Goal: prototype two content tagging models. Prototype is an ambiguous term and the different models are at different stages. But the goal is each will have a fully-working language-agnostic model and plan for additional improvements / language-specific tweaks.

These will be:

Event Timeline

Weekly update:

  • Ongoing discussion with MM about the design of a quality model and how it works well / doesn't work well for the knowledge gaps metrics use-case.

Weekly update:

  • No progress this week

Weekly update: talked with Miriam and this work will move more slowly for the rest of the quarter while I focus on some other projects but pick back up in Q3

Weekly update: will be prioritizing in January

Weekly update:

  • Gathered new groundtruth data from Arabic/French/English Wikipedia for article quality to test / improve model.
  • Working with Growth on using some of the preliminary geography data for an edit-a-thon.
  • Updated the geographic (and gender) data snapshot for some other projects (and in doing so, verified that still working well)

Weekly updates:

  • updated quality model features (more features and make sure still could run simultaneously on all wikipedia language editions)
  • continued reimplementation of data pipeline for quality model to support evaluation data from multiple languages

Weekly updates:

  • Made some additional progress that I feel good about so closing out this task to create a new Q3-specific task
  • Switched the quality model to purely using wikitext and not links tables -- this will allow us to apply it to historical wikipedia revisions easily and actually probably speeds up / simplifies the data pipeline because now there is one source of data that is processed once (wikitext) as opposed to many different tables that need to be joined etc.
  • Waiting to hear from Newcomer Pilot folks about geography model

Hello Issac, @diego,

I have the following queries for the model V2-

  1. How are the features (e.g., page length, references, etc.) weighted in the model?

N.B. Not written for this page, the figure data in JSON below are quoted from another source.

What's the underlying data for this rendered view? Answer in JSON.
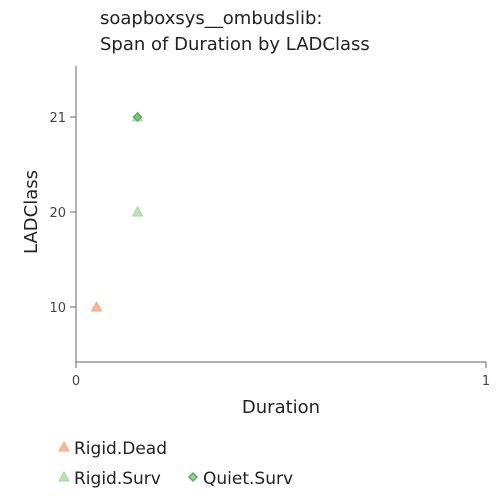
{
  "chart_data": {
    "type": "scatter",
    "title_lines": [
      "soapboxsys__ombudslib:",
      "Span of Duration by LADClass"
    ],
    "xlabel": "Duration",
    "ylabel": "LADClass",
    "x_ticks": [
      {
        "value": 0,
        "label": "0"
      },
      {
        "value": 1,
        "label": "1"
      }
    ],
    "y_ticks": [
      {
        "value": 10,
        "label": "10"
      },
      {
        "value": 20,
        "label": "20"
      },
      {
        "value": 21,
        "label": "21"
      }
    ],
    "series": [
      {
        "name": "Rigid.Dead",
        "marker": "triangle",
        "color": "#f4a582",
        "points": [
          {
            "x": 0.05,
            "y": 10
          }
        ]
      },
      {
        "name": "Rigid.Surv",
        "marker": "triangle",
        "color": "#a6dba0",
        "points": [
          {
            "x": 0.15,
            "y": 20
          },
          {
            "x": 0.15,
            "y": 21
          }
        ]
      },
      {
        "name": "Quiet.Surv",
        "marker": "diamond",
        "color": "#5aae61",
        "points": [
          {
            "x": 0.15,
            "y": 21
          }
        ]
      }
    ],
    "grid": false,
    "legend_placement": "bottom"
  }
}
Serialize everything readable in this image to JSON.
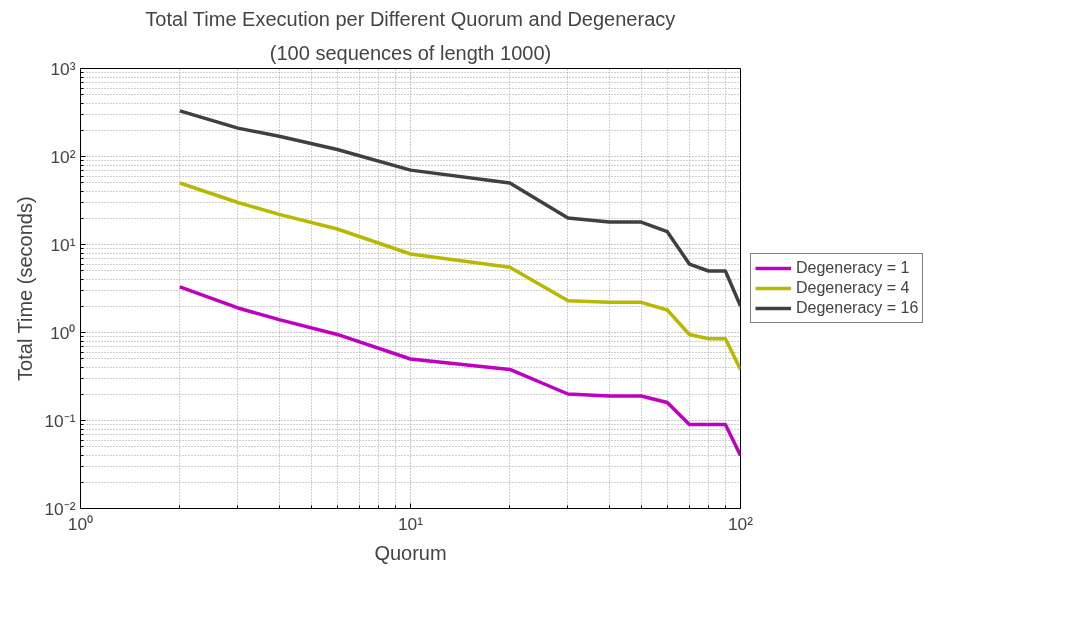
{
  "chart_data": {
    "type": "line",
    "title": "Total Time Execution per Different Quorum and Degeneracy",
    "subtitle": "(100 sequences of length 1000)",
    "xlabel": "Quorum",
    "ylabel": "Total Time (seconds)",
    "x": [
      2,
      3,
      4,
      6,
      10,
      20,
      30,
      40,
      50,
      60,
      70,
      80,
      90,
      100
    ],
    "series": [
      {
        "name": "Degeneracy = 1",
        "color": "#c000c0",
        "values": [
          3.3,
          1.9,
          1.4,
          0.95,
          0.5,
          0.38,
          0.2,
          0.19,
          0.19,
          0.16,
          0.09,
          0.09,
          0.09,
          0.04
        ]
      },
      {
        "name": "Degeneracy = 4",
        "color": "#b8b800",
        "values": [
          50,
          30,
          22,
          15,
          7.8,
          5.5,
          2.3,
          2.2,
          2.2,
          1.8,
          0.95,
          0.85,
          0.85,
          0.38
        ]
      },
      {
        "name": "Degeneracy = 16",
        "color": "#404040",
        "values": [
          330,
          210,
          170,
          120,
          70,
          50,
          20,
          18,
          18,
          14,
          6,
          5,
          5,
          2
        ]
      }
    ],
    "log": "xy",
    "xlim": [
      1,
      100
    ],
    "ylim": [
      0.01,
      1000
    ],
    "xticks": [
      {
        "value": 1,
        "label": "10⁰"
      },
      {
        "value": 10,
        "label": "10¹"
      },
      {
        "value": 100,
        "label": "10²"
      }
    ],
    "yticks": [
      {
        "value": 0.01,
        "label": "10⁻²"
      },
      {
        "value": 0.1,
        "label": "10⁻¹"
      },
      {
        "value": 1,
        "label": "10⁰"
      },
      {
        "value": 10,
        "label": "10¹"
      },
      {
        "value": 100,
        "label": "10²"
      },
      {
        "value": 1000,
        "label": "10³"
      }
    ],
    "grid": true,
    "legend": "right",
    "line_style": "solid"
  }
}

Further, have they been computed on the basis of all wikis? or some specific wikis?
  1. How did you set the minimum wiki thresholds? I understand that these are determined empirically, but is it considering all the wikis? or a few selective ones?

-Best,
Paramita

Hey @paramita_das: you can see most of these details in the write-up and attached notebook. Pointers to your specific questions below:

How are the features (e.g., page length, references, etc.) weighted in the model?

The exact weights are in the meta page and predictQuality function in the notebook but they were derived from a groundtruth dataset from English, French, and Arabic articles. I don't think I have that notebook public anywhere at the moment but it's based on a sample of articles from that were rated for quality in the last month with a little bit of balancing so English doesn't dominate the sample.

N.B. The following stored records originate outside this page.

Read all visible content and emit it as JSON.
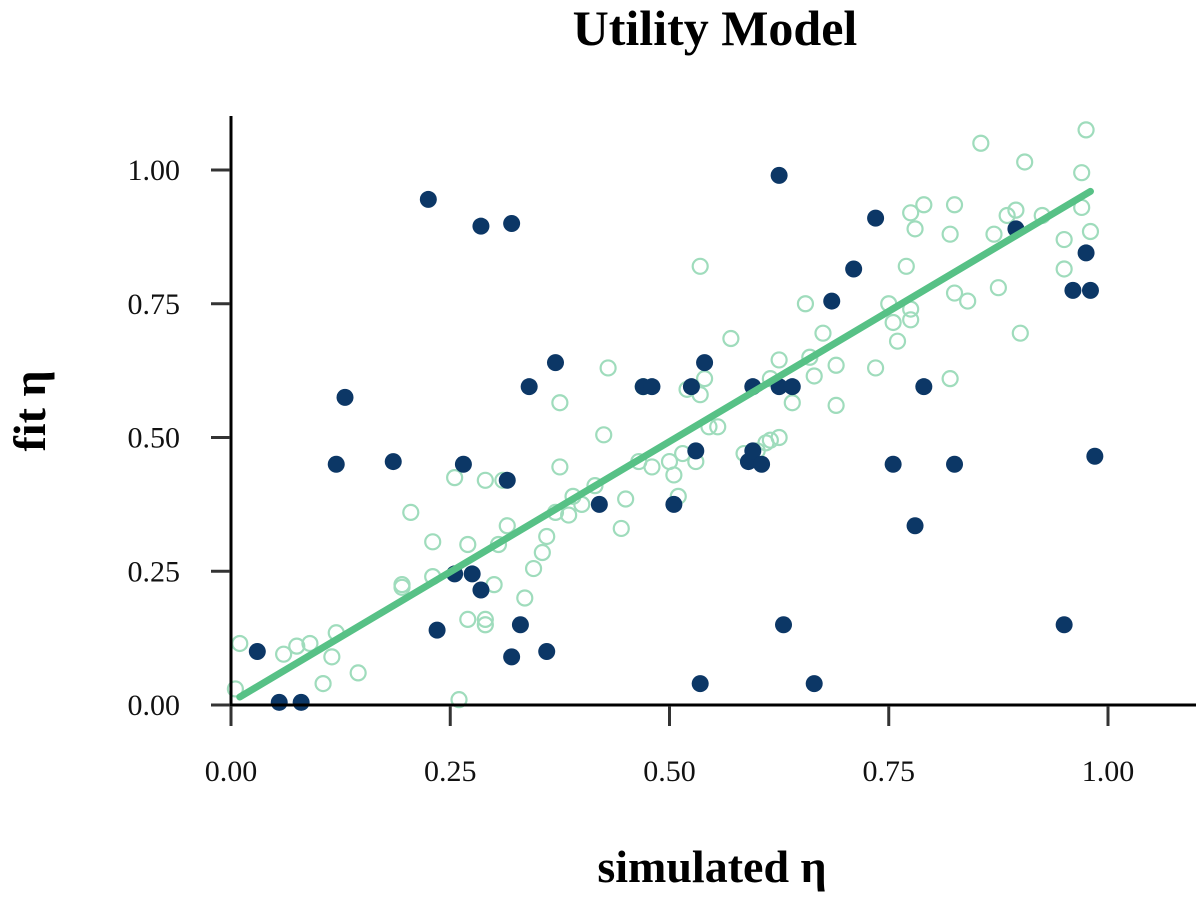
{
  "chart_data": {
    "type": "scatter",
    "title": "Utility Model",
    "xlabel": "simulated η",
    "ylabel": "fit η",
    "xlim": [
      0.0,
      1.1
    ],
    "ylim": [
      0.0,
      1.1
    ],
    "xticks": [
      0.0,
      0.25,
      0.5,
      0.75,
      1.0
    ],
    "xtick_labels": [
      "0.00",
      "0.25",
      "0.50",
      "0.75",
      "1.00"
    ],
    "yticks": [
      0.0,
      0.25,
      0.5,
      0.75,
      1.0
    ],
    "ytick_labels": [
      "0.00",
      "0.25",
      "0.50",
      "0.75",
      "1.00"
    ],
    "grid": false,
    "colors": {
      "highlight_points": "#0c3766",
      "background_points": "#9fdcbc",
      "fit_line": "#57c186"
    },
    "fit_line": {
      "x": [
        0.01,
        0.98
      ],
      "y": [
        0.015,
        0.96
      ]
    },
    "series": [
      {
        "marker": "hollow-circle",
        "points": [
          [
            0.01,
            0.115
          ],
          [
            0.005,
            0.03
          ],
          [
            0.06,
            0.095
          ],
          [
            0.075,
            0.11
          ],
          [
            0.09,
            0.115
          ],
          [
            0.105,
            0.04
          ],
          [
            0.115,
            0.09
          ],
          [
            0.12,
            0.135
          ],
          [
            0.145,
            0.06
          ],
          [
            0.195,
            0.22
          ],
          [
            0.195,
            0.225
          ],
          [
            0.205,
            0.36
          ],
          [
            0.23,
            0.305
          ],
          [
            0.23,
            0.24
          ],
          [
            0.255,
            0.425
          ],
          [
            0.26,
            0.01
          ],
          [
            0.27,
            0.16
          ],
          [
            0.27,
            0.3
          ],
          [
            0.29,
            0.15
          ],
          [
            0.29,
            0.16
          ],
          [
            0.29,
            0.42
          ],
          [
            0.3,
            0.225
          ],
          [
            0.305,
            0.3
          ],
          [
            0.31,
            0.42
          ],
          [
            0.315,
            0.335
          ],
          [
            0.335,
            0.2
          ],
          [
            0.345,
            0.255
          ],
          [
            0.355,
            0.285
          ],
          [
            0.36,
            0.315
          ],
          [
            0.37,
            0.36
          ],
          [
            0.375,
            0.445
          ],
          [
            0.375,
            0.565
          ],
          [
            0.385,
            0.355
          ],
          [
            0.39,
            0.39
          ],
          [
            0.4,
            0.375
          ],
          [
            0.415,
            0.41
          ],
          [
            0.425,
            0.505
          ],
          [
            0.43,
            0.63
          ],
          [
            0.445,
            0.33
          ],
          [
            0.45,
            0.385
          ],
          [
            0.465,
            0.455
          ],
          [
            0.47,
            0.595
          ],
          [
            0.48,
            0.445
          ],
          [
            0.5,
            0.455
          ],
          [
            0.505,
            0.43
          ],
          [
            0.51,
            0.39
          ],
          [
            0.515,
            0.47
          ],
          [
            0.52,
            0.59
          ],
          [
            0.53,
            0.455
          ],
          [
            0.535,
            0.82
          ],
          [
            0.535,
            0.58
          ],
          [
            0.54,
            0.61
          ],
          [
            0.545,
            0.52
          ],
          [
            0.555,
            0.52
          ],
          [
            0.57,
            0.685
          ],
          [
            0.585,
            0.47
          ],
          [
            0.6,
            0.475
          ],
          [
            0.61,
            0.49
          ],
          [
            0.615,
            0.495
          ],
          [
            0.615,
            0.61
          ],
          [
            0.625,
            0.5
          ],
          [
            0.625,
            0.645
          ],
          [
            0.64,
            0.565
          ],
          [
            0.655,
            0.75
          ],
          [
            0.66,
            0.65
          ],
          [
            0.665,
            0.615
          ],
          [
            0.675,
            0.695
          ],
          [
            0.69,
            0.635
          ],
          [
            0.69,
            0.56
          ],
          [
            0.735,
            0.63
          ],
          [
            0.75,
            0.75
          ],
          [
            0.755,
            0.715
          ],
          [
            0.76,
            0.68
          ],
          [
            0.77,
            0.82
          ],
          [
            0.775,
            0.72
          ],
          [
            0.775,
            0.74
          ],
          [
            0.775,
            0.92
          ],
          [
            0.78,
            0.89
          ],
          [
            0.79,
            0.935
          ],
          [
            0.82,
            0.88
          ],
          [
            0.82,
            0.61
          ],
          [
            0.825,
            0.935
          ],
          [
            0.825,
            0.77
          ],
          [
            0.84,
            0.755
          ],
          [
            0.855,
            1.05
          ],
          [
            0.87,
            0.88
          ],
          [
            0.875,
            0.78
          ],
          [
            0.885,
            0.915
          ],
          [
            0.895,
            0.925
          ],
          [
            0.9,
            0.695
          ],
          [
            0.905,
            1.015
          ],
          [
            0.925,
            0.915
          ],
          [
            0.95,
            0.815
          ],
          [
            0.95,
            0.87
          ],
          [
            0.97,
            0.995
          ],
          [
            0.97,
            0.93
          ],
          [
            0.975,
            1.075
          ],
          [
            0.98,
            0.885
          ]
        ]
      },
      {
        "marker": "filled-circle",
        "points": [
          [
            0.03,
            0.1
          ],
          [
            0.055,
            0.005
          ],
          [
            0.08,
            0.005
          ],
          [
            0.12,
            0.45
          ],
          [
            0.13,
            0.575
          ],
          [
            0.185,
            0.455
          ],
          [
            0.225,
            0.945
          ],
          [
            0.235,
            0.14
          ],
          [
            0.255,
            0.245
          ],
          [
            0.265,
            0.45
          ],
          [
            0.275,
            0.245
          ],
          [
            0.285,
            0.215
          ],
          [
            0.285,
            0.895
          ],
          [
            0.315,
            0.42
          ],
          [
            0.32,
            0.9
          ],
          [
            0.32,
            0.09
          ],
          [
            0.33,
            0.15
          ],
          [
            0.34,
            0.595
          ],
          [
            0.36,
            0.1
          ],
          [
            0.37,
            0.64
          ],
          [
            0.42,
            0.375
          ],
          [
            0.47,
            0.595
          ],
          [
            0.48,
            0.595
          ],
          [
            0.505,
            0.375
          ],
          [
            0.525,
            0.595
          ],
          [
            0.53,
            0.475
          ],
          [
            0.535,
            0.04
          ],
          [
            0.54,
            0.64
          ],
          [
            0.59,
            0.455
          ],
          [
            0.595,
            0.475
          ],
          [
            0.595,
            0.595
          ],
          [
            0.605,
            0.45
          ],
          [
            0.625,
            0.99
          ],
          [
            0.625,
            0.595
          ],
          [
            0.63,
            0.15
          ],
          [
            0.64,
            0.595
          ],
          [
            0.665,
            0.04
          ],
          [
            0.685,
            0.755
          ],
          [
            0.71,
            0.815
          ],
          [
            0.735,
            0.91
          ],
          [
            0.755,
            0.45
          ],
          [
            0.78,
            0.335
          ],
          [
            0.79,
            0.595
          ],
          [
            0.825,
            0.45
          ],
          [
            0.895,
            0.89
          ],
          [
            0.95,
            0.15
          ],
          [
            0.96,
            0.775
          ],
          [
            0.975,
            0.845
          ],
          [
            0.98,
            0.775
          ],
          [
            0.985,
            0.465
          ]
        ]
      }
    ]
  }
}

How did you set the minimum wiki thresholds? I understand that these are determined empirically, but is it considering all the wikis? or a few selective ones?

This was based on eye-balling the data for all wikis. You can see some comments on this where the minimum threholds are set in the notebook and then later on the raw data is under a cell labeled Data to help in setting min thresholds if you want to get a sense of the practical impact of these thresholds.